City leaders opposed the measure saying it would have made the department essentially immune from reductions. The city's one-year budget cycle would have made it impossible to put any reduction initiatives on the ballot in a timely fashion.
Also in California, Bakersfield voters approved a pension reform measure designed to limit retirement benefits for firefighters and police officers hired in January.
Their benefits will be determined by using an old formula used by the Bakersfield City Council before the members sweetened the deal in 2001.
So upset by the passage, Bakersfield public servants are considering a lawsuit to bar implementation of the so called Measure D.
Firefighters in Warren County, Ohio, fared better, however, with voters in Wayne Township approving a five-year increase in the tax levy that will raise about $484,000 for the town's fire department.

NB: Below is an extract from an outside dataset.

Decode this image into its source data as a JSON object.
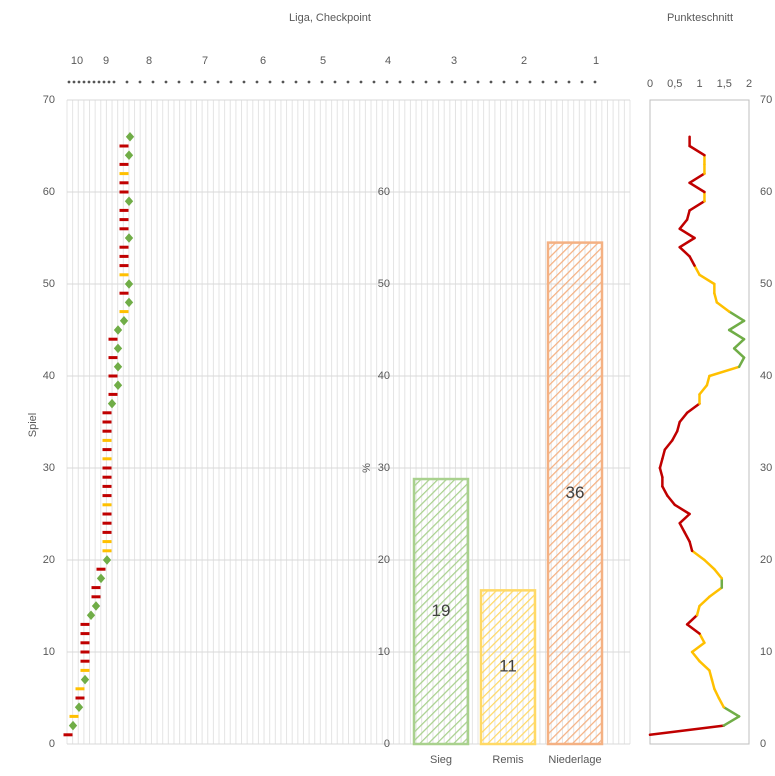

The money from will be used to improve the department's day-to-day operations and help with growth in the area.
Also in Ohio, voters in Delaware squeaked out passage of an income-tax increase to pay for new stations, new equipment and more firefighters. By a vote of 4,268 to 4,106, voters gave the nod to a 0.3 percent permanent income tax. It's expected to raise $3 million annually for possibly two new stations to help reduce response times and up to 18 additional firefighters.
And, back in California, firefighters with the Stockton Fire Department had their wings clipped when voters approved Measure H stripping some of the firefighters' union powers away.
Measure H eliminates the requirement that contract disputes be decided by outside arbitrators. It also removed a provision mandating the city hire the fire chief from within the ranks.